NHG: medicatie beperkt effectief bij plasproblemen
Voor mictieklachten zijn verschillende middelen inzetbaar, waaronder alfablokkers, 5-alfa-reductaseremmers, muscarineantagonisten, mirabegron en tadalafil. Het effect van deze middelen is beperkt. Volgens het NHG komt dit doordat de werkingsmechanismen van deze middelen gericht zijn op de prostaatfunctie of blaasfunctie, terwijl er vaak meerdere oorzaken aan te wijzen zijn voor de plasproblemen.
Type klacht
Als medicatie wordt ingezet, dan is het type mictieklacht bepalend voor de keuze. Bij patiënten met hinderlijke mictieklachten zonder specifieke oorzaak (aspecifieke mictieklachten) zijn de alfablokker alfuzosine en tamsulosine te overwegen. Muscarineantagonisten tolterodine en solifenacine en mirabegron kunnen patiënten gebruiken die last hebben van plotselinge en hevige aandrang (urgency) met en zonder incontinentie.

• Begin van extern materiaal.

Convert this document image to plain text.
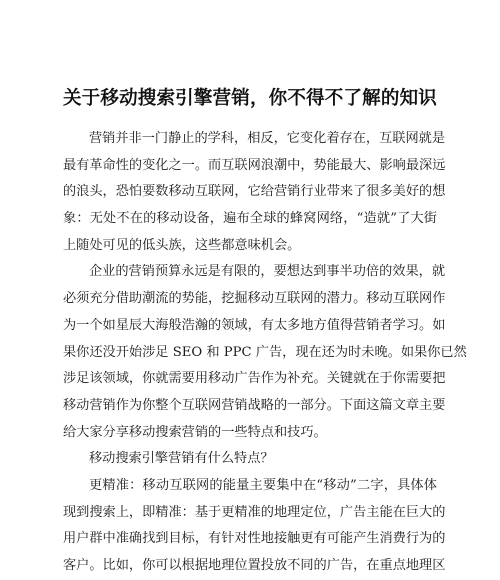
关于移动搜索引擎营销，你不得不了解的知识
营销并非一门静止的学科，相反，它变化着存在，互联网就是
最有革命性的变化之一。而互联网浪潮中，势能最大、影响最深远
的浪头，恐怕要数移动互联网，它给营销行业带来了很多美好的想
象：无处不在的移动设备，遍布全球的蜂窝网络，“造就”了大街
上随处可见的低头族，这些都意味机会。
企业的营销预算永远是有限的，要想达到事半功倍的效果，就
必须充分借助潮流的势能，挖掘移动互联网的潜力。移动互联网作
为一个如星辰大海般浩瀚的领域，有太多地方值得营销者学习。如
果你还没开始涉足 SEO 和 PPC 广告，现在还为时未晚。如果你已然
涉足该领域，你就需要用移动广告作为补充。关键就在于你需要把
移动营销作为你整个互联网营销战略的一部分。下面这篇文章主要
给大家分享移动搜索营销的一些特点和技巧。
移动搜索引擎营销有什么特点？
更精准：移动互联网的能量主要集中在“移动”二字，具体体
现到搜索上，即精准：基于更精准的地理定位，广告主能在巨大的
用户群中准确找到目标，有针对性地接触更有可能产生消费行为的
客户。比如，你可以根据地理位置投放不同的广告，在重点地理区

Bij ’s nachts vaak moeten plassen (nycturie) geeft het NHG aan terughoudend te zijn met medicatie, omdat het effect ervan op de nachtelijke plasfrequentie uiterst gering is.
Regelmatig bewegen, minder vochtinname en bekkenbodemspieroefeningen worden onder meer genoemd als mogelijke niet-medicamenteuze behandelopties.